Em 2020 Emma Seligman fez sua estreia como diretora com o aclamado “Shiva Baby”, esse ano ela repete a parceria de sucesso com Rachel Sennott em seu novo projeto “Bottoms” – que, diga-se de passagem, ganhou uma das melhores traduções em português de todos os tempos: Passivonas.
“Bottoms” é um “buddy movie”, termo usado para descrever um subgênero da comédia, no qual dois amigos saem em busca de aventuras ou criam planos mirabolantes e acabam se metendo em várias enrascadas ao longo da jornada. Aqui Sennott e Ayo Edebiri (The Bear) dão vida a duas adolescentes nada populares que, decididas a perderem a virgindade, acabam por montar um clube da luta feminino para atraírem a atenção das líderes de torcida do colégio.
Apesar de tomar como base um tropo senso comum do cinema, “as amigas excluídas”, a proposta de Seligman, a partir daí, é subverter as convenções dos filmes de colegial através da sátira e do exagero. A começar pela motivação das protagonistas que não é nada nobre, em especial em relação a personagem de Sennott, cujo único propósito de vida é conquistar uma garota “gostosa”. Elas não são mocinhas imaculadas com uma bondade semirreligiosa, são apenas duas jovens com hormônios a flor da pele, lidando com experiências típicas da idade, como o primeiro amor. Já as líderes de torcida são politizadas e inteligentes enquanto os jogadores de futebol são os himbos da vez (semelhante com o que Greta Gerwig faz em Barbie).
Outro clichê contornado pela autora é o fato das amigas não serem rejeitadas por serem lésbicas, mas por serem “gays sem talento”. Na verdade, o filme todo é o oposto de panfletário, ele não ignora os problemas sociais existentes, contudo prefere passar sua mensagem através de uma experiência leve e orgânica, sem espaço para cenas de “palestrinha”. Inclusive, em dado momento eu cheguei a pensar que a cena de discurso sobre união feminina seria inevitável e tive uma grata surpresa quando ela não aconteceu.

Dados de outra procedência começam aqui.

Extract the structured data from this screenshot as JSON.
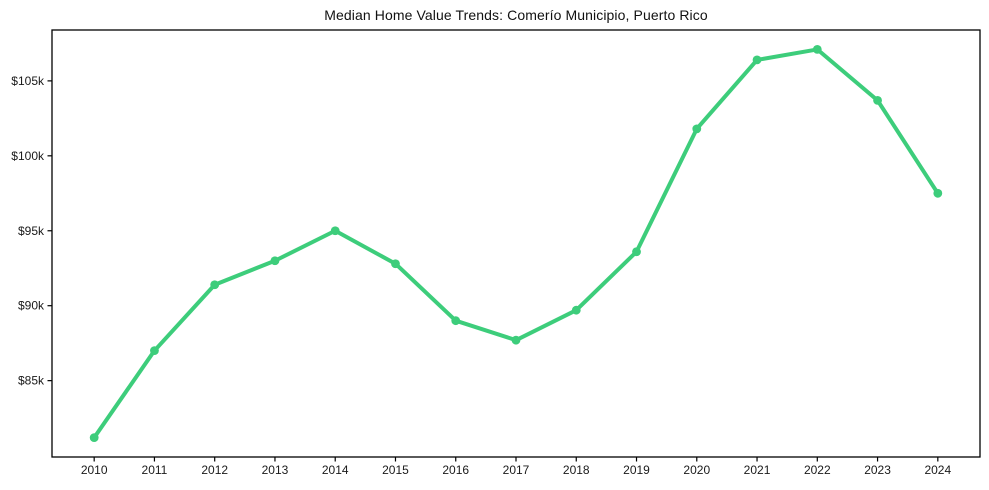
{
  "window": {
    "background_color": "#ffffff",
    "axes_color": "#000000",
    "text_color": "#1a1a1a"
  },
  "chart_data": {
    "type": "line",
    "title": "Median Home Value Trends: Comerío Municipio, Puerto Rico",
    "xlabel": "",
    "ylabel": "",
    "grid": false,
    "legend": null,
    "line_color": "#3dcd7b",
    "marker": "circle",
    "x": [
      2010,
      2011,
      2012,
      2013,
      2014,
      2015,
      2016,
      2017,
      2018,
      2019,
      2020,
      2021,
      2022,
      2023,
      2024
    ],
    "values": [
      81200,
      87000,
      91400,
      93000,
      95000,
      92800,
      89000,
      87700,
      89700,
      93600,
      101800,
      106400,
      107100,
      103700,
      97500
    ],
    "xlim": [
      2009.3,
      2024.7
    ],
    "ylim": [
      79905,
      108395
    ],
    "xticks": [
      {
        "value": 2010,
        "label": "2010"
      },
      {
        "value": 2011,
        "label": "2011"
      },
      {
        "value": 2012,
        "label": "2012"
      },
      {
        "value": 2013,
        "label": "2013"
      },
      {
        "value": 2014,
        "label": "2014"
      },
      {
        "value": 2015,
        "label": "2015"
      },
      {
        "value": 2016,
        "label": "2016"
      },
      {
        "value": 2017,
        "label": "2017"
      },
      {
        "value": 2018,
        "label": "2018"
      },
      {
        "value": 2019,
        "label": "2019"
      },
      {
        "value": 2020,
        "label": "2020"
      },
      {
        "value": 2021,
        "label": "2021"
      },
      {
        "value": 2022,
        "label": "2022"
      },
      {
        "value": 2023,
        "label": "2023"
      },
      {
        "value": 2024,
        "label": "2024"
      }
    ],
    "yticks": [
      {
        "value": 85000,
        "label": "$85k"
      },
      {
        "value": 90000,
        "label": "$90k"
      },
      {
        "value": 95000,
        "label": "$95k"
      },
      {
        "value": 100000,
        "label": "$100k"
      },
      {
        "value": 105000,
        "label": "$105k"
      }
    ]
  }
}
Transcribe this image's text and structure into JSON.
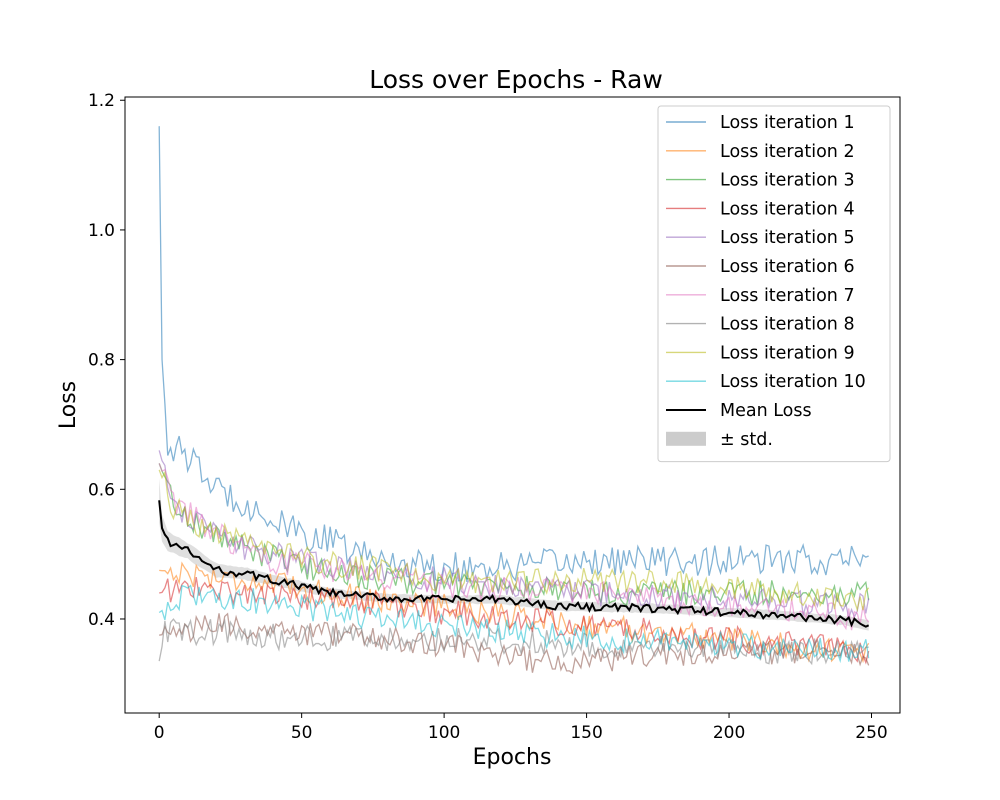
{
  "chart_data": {
    "type": "line",
    "title": "Loss over Epochs - Raw",
    "xlabel": "Epochs",
    "ylabel": "Loss",
    "xlim": [
      -12,
      260
    ],
    "ylim": [
      0.255,
      1.205
    ],
    "xticks": [
      0,
      50,
      100,
      150,
      200,
      250
    ],
    "yticks": [
      0.4,
      0.6,
      0.8,
      1.0,
      1.2
    ],
    "xtick_labels": [
      "0",
      "50",
      "100",
      "150",
      "200",
      "250"
    ],
    "ytick_labels": [
      "0.4",
      "0.6",
      "0.8",
      "1.0",
      "1.2"
    ],
    "grid": false,
    "legend_position": "top-right",
    "x_count": 250,
    "series": [
      {
        "name": "Loss iteration 1",
        "color": "#1f77b4",
        "anchors": [
          [
            0,
            1.16
          ],
          [
            1,
            0.8
          ],
          [
            3,
            0.67
          ],
          [
            10,
            0.65
          ],
          [
            20,
            0.6
          ],
          [
            30,
            0.58
          ],
          [
            40,
            0.55
          ],
          [
            50,
            0.53
          ],
          [
            60,
            0.52
          ],
          [
            70,
            0.5
          ],
          [
            80,
            0.49
          ],
          [
            100,
            0.48
          ],
          [
            125,
            0.48
          ],
          [
            150,
            0.49
          ],
          [
            175,
            0.49
          ],
          [
            200,
            0.49
          ],
          [
            225,
            0.49
          ],
          [
            249,
            0.49
          ]
        ]
      },
      {
        "name": "Loss iteration 2",
        "color": "#ff7f0e",
        "anchors": [
          [
            0,
            0.475
          ],
          [
            10,
            0.47
          ],
          [
            30,
            0.46
          ],
          [
            60,
            0.44
          ],
          [
            100,
            0.42
          ],
          [
            150,
            0.39
          ],
          [
            200,
            0.37
          ],
          [
            249,
            0.345
          ]
        ]
      },
      {
        "name": "Loss iteration 3",
        "color": "#2ca02c",
        "anchors": [
          [
            0,
            0.64
          ],
          [
            5,
            0.58
          ],
          [
            15,
            0.54
          ],
          [
            30,
            0.51
          ],
          [
            50,
            0.48
          ],
          [
            80,
            0.46
          ],
          [
            120,
            0.45
          ],
          [
            160,
            0.44
          ],
          [
            200,
            0.44
          ],
          [
            249,
            0.44
          ]
        ]
      },
      {
        "name": "Loss iteration 4",
        "color": "#d62728",
        "anchors": [
          [
            0,
            0.44
          ],
          [
            10,
            0.45
          ],
          [
            30,
            0.44
          ],
          [
            60,
            0.43
          ],
          [
            100,
            0.41
          ],
          [
            150,
            0.39
          ],
          [
            200,
            0.37
          ],
          [
            249,
            0.35
          ]
        ]
      },
      {
        "name": "Loss iteration 5",
        "color": "#9467bd",
        "anchors": [
          [
            0,
            0.66
          ],
          [
            5,
            0.58
          ],
          [
            15,
            0.54
          ],
          [
            30,
            0.51
          ],
          [
            60,
            0.48
          ],
          [
            100,
            0.46
          ],
          [
            150,
            0.44
          ],
          [
            200,
            0.43
          ],
          [
            249,
            0.42
          ]
        ]
      },
      {
        "name": "Loss iteration 6",
        "color": "#8c564b",
        "anchors": [
          [
            0,
            0.375
          ],
          [
            20,
            0.39
          ],
          [
            50,
            0.38
          ],
          [
            100,
            0.36
          ],
          [
            140,
            0.33
          ],
          [
            180,
            0.345
          ],
          [
            220,
            0.35
          ],
          [
            249,
            0.345
          ]
        ]
      },
      {
        "name": "Loss iteration 7",
        "color": "#e377c2",
        "anchors": [
          [
            0,
            0.64
          ],
          [
            5,
            0.58
          ],
          [
            20,
            0.53
          ],
          [
            40,
            0.49
          ],
          [
            70,
            0.47
          ],
          [
            100,
            0.45
          ],
          [
            150,
            0.44
          ],
          [
            200,
            0.42
          ],
          [
            249,
            0.4
          ]
        ]
      },
      {
        "name": "Loss iteration 8",
        "color": "#7f7f7f",
        "anchors": [
          [
            0,
            0.335
          ],
          [
            2,
            0.38
          ],
          [
            20,
            0.38
          ],
          [
            50,
            0.37
          ],
          [
            100,
            0.37
          ],
          [
            150,
            0.36
          ],
          [
            200,
            0.35
          ],
          [
            249,
            0.35
          ]
        ]
      },
      {
        "name": "Loss iteration 9",
        "color": "#bcbd22",
        "anchors": [
          [
            0,
            0.63
          ],
          [
            5,
            0.57
          ],
          [
            20,
            0.53
          ],
          [
            40,
            0.5
          ],
          [
            70,
            0.48
          ],
          [
            100,
            0.46
          ],
          [
            150,
            0.46
          ],
          [
            200,
            0.45
          ],
          [
            249,
            0.43
          ]
        ]
      },
      {
        "name": "Loss iteration 10",
        "color": "#17becf",
        "anchors": [
          [
            0,
            0.41
          ],
          [
            10,
            0.44
          ],
          [
            30,
            0.43
          ],
          [
            60,
            0.41
          ],
          [
            100,
            0.39
          ],
          [
            150,
            0.37
          ],
          [
            200,
            0.36
          ],
          [
            249,
            0.35
          ]
        ]
      }
    ],
    "mean": {
      "name": "Mean Loss",
      "color": "#000000",
      "anchors": [
        [
          0,
          0.583
        ],
        [
          1,
          0.54
        ],
        [
          3,
          0.52
        ],
        [
          10,
          0.505
        ],
        [
          15,
          0.49
        ],
        [
          20,
          0.475
        ],
        [
          30,
          0.47
        ],
        [
          40,
          0.46
        ],
        [
          50,
          0.45
        ],
        [
          60,
          0.44
        ],
        [
          80,
          0.432
        ],
        [
          100,
          0.43
        ],
        [
          120,
          0.43
        ],
        [
          140,
          0.42
        ],
        [
          160,
          0.418
        ],
        [
          180,
          0.415
        ],
        [
          200,
          0.41
        ],
        [
          220,
          0.405
        ],
        [
          240,
          0.398
        ],
        [
          249,
          0.39
        ]
      ]
    },
    "std_label": "± std.",
    "std_color": "#bfbfbf"
  }
}
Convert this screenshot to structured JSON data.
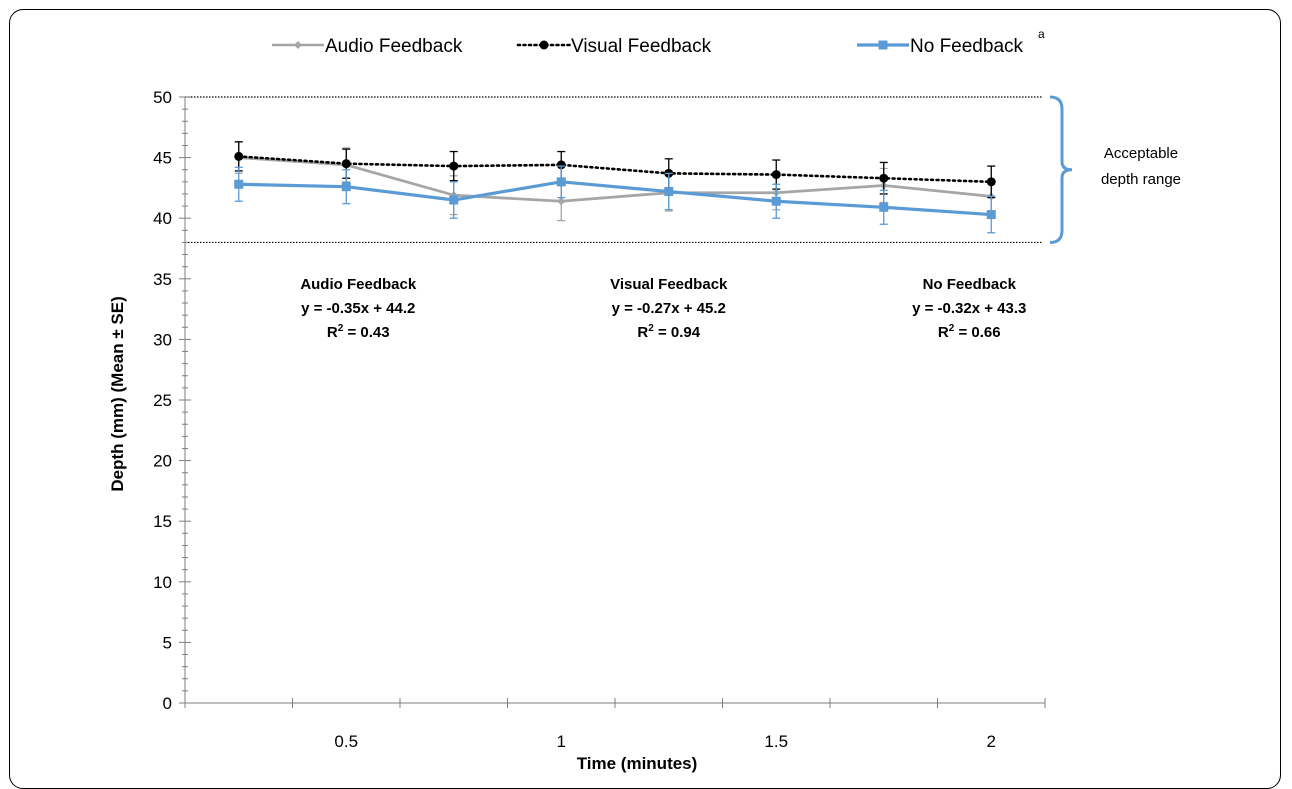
{
  "chart_data": {
    "type": "line",
    "x": [
      0.25,
      0.5,
      0.75,
      1.0,
      1.25,
      1.5,
      1.75,
      2.0
    ],
    "x_ticks": [
      "0.5",
      "1",
      "1.5",
      "2"
    ],
    "x_tick_values": [
      0.5,
      1,
      1.5,
      2
    ],
    "y_ticks": [
      "0",
      "5",
      "10",
      "15",
      "20",
      "25",
      "30",
      "35",
      "40",
      "45",
      "50"
    ],
    "xlim": [
      0.125,
      2.125
    ],
    "ylim": [
      0,
      50
    ],
    "xlabel": "Time (minutes)",
    "ylabel": "Depth (mm) (Mean ± SE)",
    "grid": false,
    "legend_position": "top",
    "legend_superscript": "a",
    "series": [
      {
        "name": "Audio Feedback",
        "color": "#a6a6a6",
        "style": "solid",
        "marker": "diamond",
        "values": [
          45.0,
          44.4,
          41.9,
          41.4,
          42.1,
          42.1,
          42.7,
          41.8
        ],
        "se": [
          1.3,
          1.4,
          1.6,
          1.6,
          1.5,
          1.4,
          1.4,
          1.3
        ]
      },
      {
        "name": "Visual Feedback",
        "color": "#000000",
        "style": "dotted",
        "marker": "circle",
        "values": [
          45.1,
          44.5,
          44.3,
          44.4,
          43.7,
          43.6,
          43.3,
          43.0
        ],
        "se": [
          1.2,
          1.2,
          1.2,
          1.1,
          1.2,
          1.2,
          1.3,
          1.3
        ]
      },
      {
        "name": "No Feedback",
        "color": "#5b9bd5",
        "style": "solid",
        "marker": "square",
        "values": [
          42.8,
          42.6,
          41.5,
          43.0,
          42.2,
          41.4,
          40.9,
          40.3
        ],
        "se": [
          1.4,
          1.4,
          1.5,
          1.3,
          1.5,
          1.4,
          1.4,
          1.5
        ]
      }
    ],
    "reference_band": {
      "lower": 38,
      "upper": 50,
      "label_line1": "Acceptable",
      "label_line2": "depth range"
    },
    "annotations": [
      {
        "title": "Audio Feedback",
        "equation": "y = -0.35x + 44.2",
        "r2_label": "R",
        "r2_sup": "2",
        "r2_value": " = 0.43"
      },
      {
        "title": "Visual Feedback",
        "equation": "y = -0.27x + 45.2",
        "r2_label": "R",
        "r2_sup": "2",
        "r2_value": " = 0.94"
      },
      {
        "title": "No Feedback",
        "equation": "y = -0.32x + 43.3",
        "r2_label": "R",
        "r2_sup": "2",
        "r2_value": " = 0.66"
      }
    ]
  }
}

A escolha criativa de não parar a narrativa para dar aula ao espectador é certeira, o filme consegue se posicionar sobre suas questões, sem precisar comprometer o ritmo e a fluidez. A verdade é que não há fórmula mágica ou abordagem infalível, existem diretores que são bons contadores de história e outros que não são, Emma Seligman, felizmente, faz parte do primeiro grupo.
Tampouco se trata de um projeto apolítico ou isentão, até porque, um filme sobre lésbicas em que quase todas as personagens principais são mulheres, dirigido por uma mulher queer e estrelado, em parte, por pessoas queers já é, por si só, um ato político de resistência. É preciso enfatizar, no entanto, que essas subversões de conceitos não é invenção desse filme e a obra não chega a ser pioneira ou particularmente revolucionária, ao menos é honesta o suficiente para nem sequer fingir que é.
A comédia demora um pouco para engrenar. De início, o filme aposta em piadas sobre como as meninas são deslocadas, criando situações constrangedoras com diálogos embaraçosos e forçados, resultando em um humor cringe que não funciona. Depois da formação do clube, o exagero é abraçado de vez e tanto o humor físico quanto as piadas faladas passam a surtir mais efeito, no melhor estilo camp. Os destaques são: as aulas do professor G. e os absurdos proferidos com tamanha naturalidade pela Rachel Sennott.
Outra surpresa bem-vinda foi em relação ao nível de “violência” proposto, obviamente que esse tipo de projeto não traz nada extremamente gore, mas os combates são bem menos censurados do que eu imaginei que seriam e a “batalha final” não economiza no sangue falso.
Entre mais altos do que baixos, a proposta trazida é bastante cômica e Emma sabe aproveita-la, as personagens são carismáticas e fáceis de acompanhar, graças a uma combinação de texto bem escrito com atores competentes, tudo isso é amarrado por uma edição dinâmica e músicas deliciosamente nostálgicas – destaque para “Total Eclipse of the Heart” e “Complicateed”. Dessa forma, o resultado final só poderia ser encantador, o pedido perfeito para quem busca uma diversão de qualidade, provando mais uma vez que filmes “descontraídos” não precisam ser sinônimos de desleixo.